Leveraging an equity stake becomes a means to take better advantage of skills and to build wealth. It becomes a way for a company not just to control its destiny in a chaotic economy but to simply do a better job in a world where quality and timeliness count all the more. It amounts to more than just taking stock in lieu of cash. It's about integrating a company's fortunes with its customers'—and, ultimately, making work more creative and meaningful in the process.

 

Providers of all sorts of professional services, once happy to settle for fees, are now asking their clients for stock. Their clients, for the most part small, start-up companies, are responding, knowing that stock is a cheaper currency in the short run and a powerful motivator over the long haul. Consultants, lawyers, designers, public-relations specialists, and even bankers see not only more upside reward via equity but also a chance to make their work more varied and relationship-based. (See "The power of the Multiple: A Sampler," on page 52.) Jim Sweeney, a former consultant who was recruited to be the CEO of health-care start-up Bridge Medical, says, "This is a hot topic for all consultants right now." Sweeney, who is currently working with consultants from Parthenon Group, in Boston, believes that those who don't want to embrace it "will become competitively disadvantaged." Parthenon's CEO, Bill Achtmeyer, agrees: "Businesspeople make return-on-investment judgments every day, and CEOs are often incented by the rise and fall of the stock price. If we think we can provide good strategic advice, then we ought to take similar risks." In the case of Bridge Medical, Parthenon took all of its fee in stock.

The multiple is also a democratizing force. It unleashes the wealth-building potential for service providers—and their employees—that traditionally was held by the select "money" people: investment bankers, venture capitalists, angels, and high-growth companies dabbling in strategic partnering. Now a firm like Lunar, ostensibly tied to one narrow discipline, is assuming a far broader and more textured identity—a multiple personality of sorts. Lunar has become a de facto venture capitalists and is about to start developing its own products to entice others. It looks for good ideas wherever they may occur—in small start-ups and large corporations, and inside the heads of its own designers. It has built a virtual network of experts that it can tap to get an idea from concept to market as quickly as and as cost-effectively as possible. As it puts together projects Lunar retains as much of the equity as possible, keeping it in the hands of the people who have actually created the value. The sense of shared ownership and common reward is the unifying principle behind the power of the multiple.

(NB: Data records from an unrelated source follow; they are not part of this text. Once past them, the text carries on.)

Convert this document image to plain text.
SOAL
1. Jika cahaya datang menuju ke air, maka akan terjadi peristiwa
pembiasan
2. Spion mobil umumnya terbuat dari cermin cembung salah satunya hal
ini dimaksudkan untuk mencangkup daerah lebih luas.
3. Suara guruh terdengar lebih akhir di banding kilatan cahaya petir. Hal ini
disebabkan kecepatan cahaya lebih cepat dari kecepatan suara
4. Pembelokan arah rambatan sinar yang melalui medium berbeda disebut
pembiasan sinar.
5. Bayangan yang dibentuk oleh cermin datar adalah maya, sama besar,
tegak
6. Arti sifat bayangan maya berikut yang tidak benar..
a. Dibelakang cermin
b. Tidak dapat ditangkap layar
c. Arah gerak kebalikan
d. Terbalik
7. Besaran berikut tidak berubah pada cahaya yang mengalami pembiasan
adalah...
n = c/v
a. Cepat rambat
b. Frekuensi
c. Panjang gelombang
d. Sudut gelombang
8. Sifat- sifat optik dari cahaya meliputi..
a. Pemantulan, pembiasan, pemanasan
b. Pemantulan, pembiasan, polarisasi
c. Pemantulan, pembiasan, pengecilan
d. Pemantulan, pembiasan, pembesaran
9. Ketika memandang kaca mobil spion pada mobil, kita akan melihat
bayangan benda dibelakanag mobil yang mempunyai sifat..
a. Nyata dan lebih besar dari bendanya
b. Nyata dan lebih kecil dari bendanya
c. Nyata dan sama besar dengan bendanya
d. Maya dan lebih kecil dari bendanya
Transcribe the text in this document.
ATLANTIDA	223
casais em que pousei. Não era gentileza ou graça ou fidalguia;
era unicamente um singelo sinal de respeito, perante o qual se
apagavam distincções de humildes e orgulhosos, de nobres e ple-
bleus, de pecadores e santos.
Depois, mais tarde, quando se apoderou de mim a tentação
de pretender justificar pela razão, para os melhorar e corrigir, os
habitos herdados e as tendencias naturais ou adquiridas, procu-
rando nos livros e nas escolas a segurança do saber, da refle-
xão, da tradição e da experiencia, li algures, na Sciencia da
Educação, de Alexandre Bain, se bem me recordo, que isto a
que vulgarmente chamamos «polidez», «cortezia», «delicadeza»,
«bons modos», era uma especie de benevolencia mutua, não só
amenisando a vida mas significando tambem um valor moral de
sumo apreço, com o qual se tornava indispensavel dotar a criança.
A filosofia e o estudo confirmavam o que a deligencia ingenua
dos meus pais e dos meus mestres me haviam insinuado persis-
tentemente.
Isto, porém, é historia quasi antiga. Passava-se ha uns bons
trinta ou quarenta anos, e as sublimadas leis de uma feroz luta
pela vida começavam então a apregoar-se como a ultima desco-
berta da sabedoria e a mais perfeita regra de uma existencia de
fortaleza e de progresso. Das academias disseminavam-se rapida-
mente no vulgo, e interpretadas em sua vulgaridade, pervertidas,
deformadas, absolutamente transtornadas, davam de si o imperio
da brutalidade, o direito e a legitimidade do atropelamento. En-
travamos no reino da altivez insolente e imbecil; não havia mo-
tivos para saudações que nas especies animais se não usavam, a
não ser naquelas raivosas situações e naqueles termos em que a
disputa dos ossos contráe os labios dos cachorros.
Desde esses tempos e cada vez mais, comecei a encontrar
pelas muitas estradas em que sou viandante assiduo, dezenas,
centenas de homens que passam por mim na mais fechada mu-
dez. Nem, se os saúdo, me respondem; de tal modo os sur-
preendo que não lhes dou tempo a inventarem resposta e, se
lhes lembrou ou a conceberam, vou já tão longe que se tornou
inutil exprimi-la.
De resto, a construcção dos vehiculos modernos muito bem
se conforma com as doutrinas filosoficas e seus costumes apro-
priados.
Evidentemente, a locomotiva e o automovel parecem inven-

Opportunities for companies like Lunar have been increased by a fertile investment niche opened by a mismatch between the high degree of entrepreneurial innovation in today's economy and the changed demands of venture capital. "There are a tremendous number of really good ideas out there that don't get done," says Gary Cantu, a high-tech entrepreneur who is currently working with Lunar Design. "Venture capitalists used to support seed-level deals, but that has changed drastically. Ideas in the $250,000-to-$1-million range are harder to fund because venture capitalists are looking for bigger chunks of stock and bigger returns."

That is where Lunar Design and its virtual network of partners fit in. Together they can pool their capital and invest smaller sums in the start-ups that are flying below the venture capitalists' radar. "We want to back anybody with a good idea and the right technology but who does not have the resources," says Smith. Lunar wants the ideas that would otherwise fall through the cracks.